“The Wordy Shipmates” by Sarah Vowell
July 14th, 2011I wanted to re-read Sarah Vowell’s Wordy Shipmates in the wake of Marilynne Robinson’s passionate defense of Calvinism and Puritanism in The Death of Adam, and Margaret Atwood’s dim view of Puritans, on whom she based the theocracy in her dystopic Handmaid’s Tale. Who was right, Robinson or Atwood? I figured I’d read Vowell and see if her book on the Puritans shed any light on the disagreement. And it did.
Vowell writes in a breezy, funny voice that is all the more interesting given the amount of historical fact and the depth of empathy she brings to her subjects, here the Puritans who founded the Massachusetts Bay Colony after departing England in 1630. She quotes Puritan scholar Perry Miller, one of the Handmaid’s Tale dedicatees, as she details who these people were based on their journals and recorded sermons and more. She is writes mainly of Governor John Winthrop, the author of the phrase “we shall be as a city on a hill,” based on a biblical verse in the book of Matthew, but also of Roger Williams, an early proponent of separation of church and state and the founder of Rhode Island, and Anne Hutchinson, who so exasperated the Massachusetts Bay Puritans that they put her on trial and banished her to Rhode Island.

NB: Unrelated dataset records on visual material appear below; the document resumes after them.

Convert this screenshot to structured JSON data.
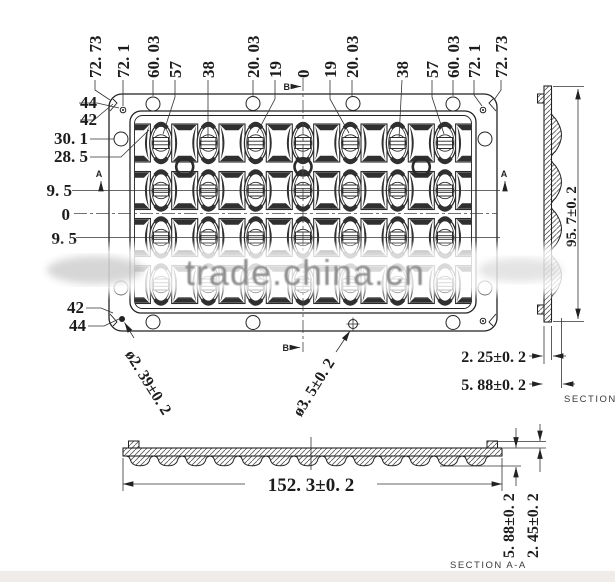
{
  "watermark": {
    "text": "trade.china.cn"
  },
  "top_view": {
    "top_dims": [
      "72. 73",
      "72. 1",
      "60. 03",
      "57",
      "38",
      "20. 03",
      "19",
      "0",
      "19",
      "20. 03",
      "38",
      "57",
      "60. 03",
      "72. 1",
      "72. 73"
    ],
    "left_dims": [
      "44",
      "42",
      "30. 1",
      "28. 5",
      "9. 5",
      "0",
      "9. 5"
    ],
    "bottom_left_dims": [
      "42",
      "44"
    ],
    "corner_hole_dia": "ø2. 39±0. 2",
    "center_hole_dia": "ø3. 5±0. 2",
    "marker_a": "A",
    "marker_b": "B"
  },
  "side_view": {
    "height": "95. 7±0. 2",
    "flat_thickness": "2. 25±0. 2",
    "total_thickness": "5. 88±0. 2",
    "section_label": "SECTION"
  },
  "bottom_view": {
    "width": "152. 3±0. 2",
    "total_thickness": "5. 88±0. 2",
    "flat_thickness": "2. 45±0. 2",
    "section_label": "SECTION A-A"
  }
}
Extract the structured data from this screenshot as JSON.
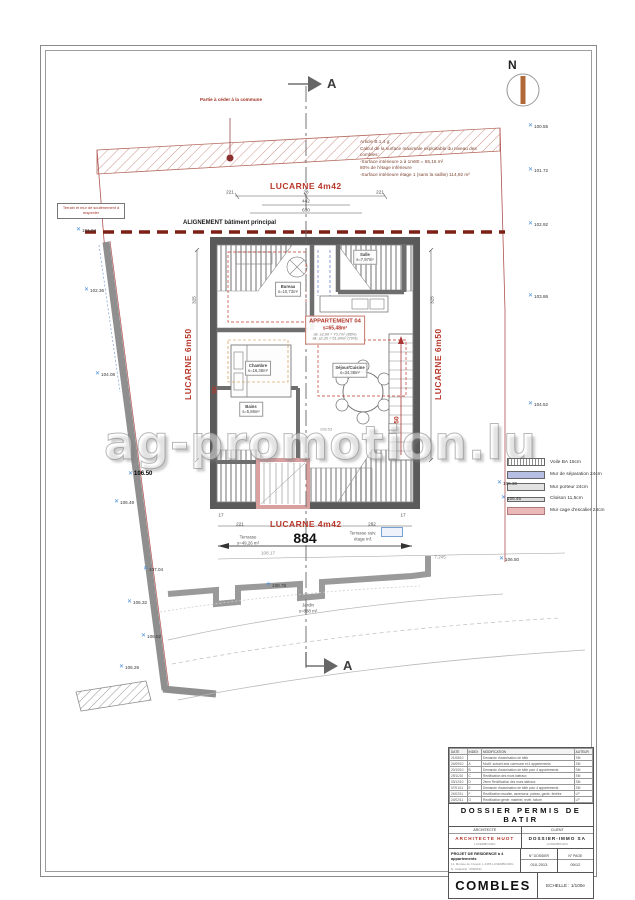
{
  "sheet": {
    "north": "N",
    "section": "A",
    "watermark": "ag-promotion.lu"
  },
  "notes": {
    "cede": "Partie à céder à la commune",
    "retain": "Terrain et mur de soutènement à respecter",
    "article": [
      "Article B.1.4 g:",
      "Calcul de la surface maximale exploitable du niveau des",
      "combles:",
      "-Surface intérieure ≥ à 1m80 = 65,16 m²",
      "80% de l'étage inférieure",
      "-Surface intérieure étage 1 (sans la saillie) 114,92 m²"
    ],
    "alignment": "ALIGNEMENT bâtiment principal"
  },
  "labels": {
    "lucarne_top": "LUCARNE 4m42",
    "lucarne_bottom": "LUCARNE 4m42",
    "lucarne_left": "LUCARNE 6m50",
    "lucarne_right": "LUCARNE 6m50",
    "fifty": "50",
    "apartment": "APPARTEMENT 04",
    "apartment_area": "s=65,48m²",
    "apartment_sub1": "alt. ≥2,00 = 70,7m² (86%)",
    "apartment_sub2": "alt. ≥2,20 = 51,94m² (79%)",
    "terrasse_left1": "Terrasse",
    "terrasse_left2": "s=49,26 m²",
    "terrasse_right1": "Terrasse suiv.",
    "terrasse_right2": "étage inf.",
    "jardin1": "Jardin",
    "jardin2": "s=888 m²",
    "terrace_level": "108.53"
  },
  "rooms": [
    {
      "name": "Bureau",
      "area": "s=10,73m²"
    },
    {
      "name": "Salle",
      "area": "s=7,97m²"
    },
    {
      "name": "Chambre",
      "area": "s=16,38m²"
    },
    {
      "name": "Séjour/Cuisine",
      "area": "s=34,38m²"
    },
    {
      "name": "Bains",
      "area": "s=5,86m²"
    }
  ],
  "dims": [
    "221",
    "28",
    "221",
    "442",
    "630",
    "17",
    "221",
    "262",
    "17",
    "884",
    "108.17",
    "7.245",
    "325",
    "325"
  ],
  "elevations": [
    "100.55",
    "101.72",
    "102.92",
    "103.86",
    "104.52",
    "106.30",
    "106.46",
    "106.50",
    "101.04",
    "102.36",
    "104.08",
    "106.50",
    "106.49",
    "107.04",
    "106.32",
    "106.52",
    "106.26",
    "108.78"
  ],
  "legend": {
    "items": [
      {
        "label": "Voile BA 15cm",
        "type": "hatch"
      },
      {
        "label": "Mur de séparation 24cm",
        "type": "blue"
      },
      {
        "label": "Mur porteur 24cm",
        "type": "gray"
      },
      {
        "label": "Cloison 11,5cm",
        "type": "thin"
      },
      {
        "label": "Mur cage d'escalier 24cm",
        "type": "pink"
      }
    ]
  },
  "titleblock": {
    "rev_headers": [
      "DATE",
      "INDEX",
      "MODIFICATION",
      "AUTEUR"
    ],
    "revisions": [
      [
        "21/08/10",
        "",
        "Demande d'autorisation de bâtir",
        "SM"
      ],
      [
        "24/09/10",
        "A",
        "Modif. suivant avis commune et 4 appartements",
        "SM"
      ],
      [
        "20/10/10",
        "B",
        "Demande d'autorisation de bâtir pour 4 appartements",
        "SM"
      ],
      [
        "29/11/10",
        "C",
        "Rectification des murs latéraux",
        "SM"
      ],
      [
        "03/12/10",
        "D",
        "2ème Rectification des murs latéraux",
        "SM"
      ],
      [
        "07/01/11",
        "E",
        "Demande d'autorisation de bâtir pour 4 appartements",
        "SM"
      ],
      [
        "24/02/11",
        "F",
        "Rectification escalier, ascenseur, poteau, garde, fenêtre",
        "LP"
      ],
      [
        "24/02/11",
        "G",
        "Rectification génér. matériel, revêt. toiture",
        "LP"
      ]
    ],
    "title": "DOSSIER PERMIS DE BATIR",
    "architect_header": "ARCHITECTE",
    "architect_name": "ARCHITECTE HUOT",
    "architect_sub": "LUXEMBOURG",
    "client_header": "CLIENT",
    "client_name": "DOSSIER-IMMO SA",
    "client_sub": "LUXEMBOURG",
    "project_title": "PROJET DE RESIDENCE à 4 appartements",
    "project_addr": "11, Montée de Crespin L-1365 LUXEMBOURG",
    "project_cad": "N. cadastral : 598/2611",
    "dossier_label": "N° DOSSIER",
    "dossier_value": "010-2013",
    "page_label": "N° PAGE",
    "page_value": "09/12",
    "sheet_name": "COMBLES",
    "scale": "ECHELLE : 1/100e"
  }
}
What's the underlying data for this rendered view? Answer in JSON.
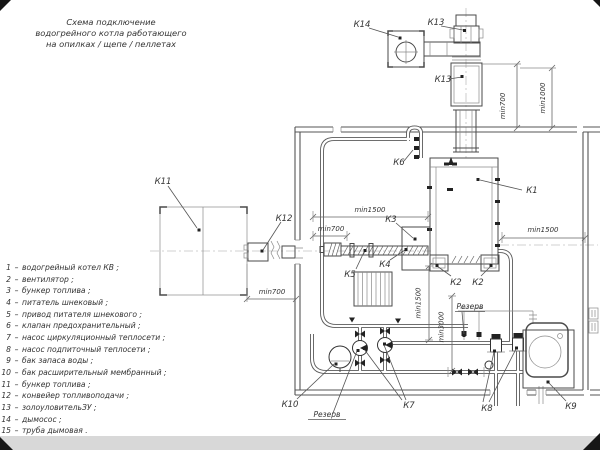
{
  "title": {
    "lines": [
      "Схема подключение",
      "водогрейного котла работающего",
      "на опилках / щепе / пеллетах"
    ]
  },
  "legend": {
    "dash": "–",
    "items": [
      {
        "n": "1",
        "t": "водогрейный котел КВ ;"
      },
      {
        "n": "2",
        "t": "вентилятор ;"
      },
      {
        "n": "3",
        "t": "бункер топлива ;"
      },
      {
        "n": "4",
        "t": "питатель шнековый ;"
      },
      {
        "n": "5",
        "t": "привод питателя шнекового ;"
      },
      {
        "n": "6",
        "t": "клапан предохранительный ;"
      },
      {
        "n": "7",
        "t": "насос циркуляционный теплосети ;"
      },
      {
        "n": "8",
        "t": "насос подпиточный теплосети ;"
      },
      {
        "n": "9",
        "t": "бак запаса воды ;"
      },
      {
        "n": "10",
        "t": "бак расширительный мембранный ;"
      },
      {
        "n": "11",
        "t": "бункер топлива ;"
      },
      {
        "n": "12",
        "t": "конвейер топливоподачи ;"
      },
      {
        "n": "13",
        "t": "золоуловительЗУ ;"
      },
      {
        "n": "14",
        "t": "дымосос ;"
      },
      {
        "n": "15",
        "t": "труба дымовая ."
      }
    ]
  },
  "labels": {
    "k1": "К1",
    "k2": "К2",
    "k3": "К3",
    "k4": "К4",
    "k5": "К5",
    "k6": "К6",
    "k7": "К7",
    "k8": "К8",
    "k9": "К9",
    "k10": "К10",
    "k11": "К11",
    "k12": "К12",
    "k13": "К13",
    "k14": "К14",
    "reserve": "Резерв"
  },
  "dims": {
    "min700": "min700",
    "min1000": "min1000",
    "min1500": "min1500",
    "min3000": "min3000"
  },
  "colors": {
    "background": "#ffffff",
    "line": "#4a4a4a",
    "wall": "#555555",
    "centerline": "#c2c2c2",
    "text": "#333333",
    "bottom_band": "#d8d8d8",
    "corner_mark": "#161616"
  }
}
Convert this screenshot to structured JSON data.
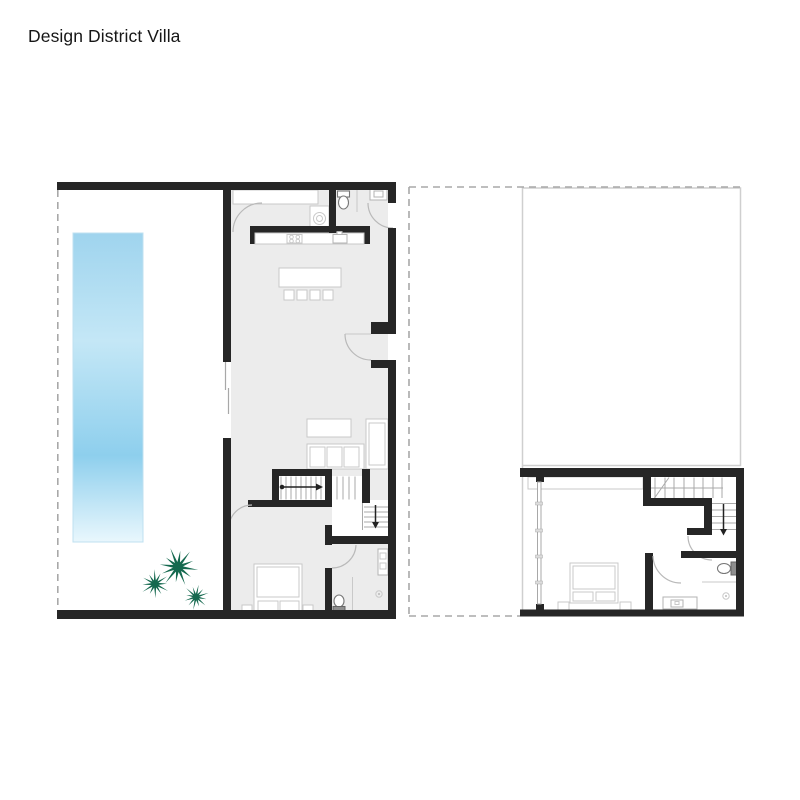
{
  "page": {
    "title": "Design District Villa"
  },
  "colors": {
    "wall": "#262626",
    "interior_floor": "#ececec",
    "pool_top": "#9fd4ee",
    "pool_mid": "#c4e7f6",
    "pool_deep": "#8ecfed",
    "pool_fade": "#e9f7fd",
    "palm_green": "#15694f",
    "thin_line": "#c9c9c9",
    "dash_line": "#a8a8a8",
    "stair_arrow": "#222222"
  },
  "plans": {
    "left": {
      "fixtures": [
        "pool",
        "palm-trees",
        "kitchen-counter",
        "cooktop",
        "kitchen-sink",
        "washer",
        "island-with-stools",
        "powder-room-toilet",
        "powder-room-sink",
        "sofa",
        "coffee-table",
        "staircase",
        "bed",
        "nightstands",
        "bathroom-toilet",
        "bathroom-sink",
        "shower"
      ]
    },
    "right": {
      "fixtures": [
        "roof-void-outline",
        "footprint-dashed-outline",
        "wardrobe",
        "window-wall",
        "staircase",
        "bed",
        "nightstands",
        "toilet",
        "vanity-sink",
        "shower"
      ]
    }
  }
}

Vowell quotes original texts and scholarship to present a complicated, engaging, and very human portrait of these historical figures. Reading this helped me determine that Atwood is talking about Plymouth puritans, while Robinson is quoting her own translations of John Calvin’s works, centuries before either of these groups. Are the Puritans good or bad? Robinson says good; Atwood says bad; Vowell says, “it’s complicated.” I’m with Vowell.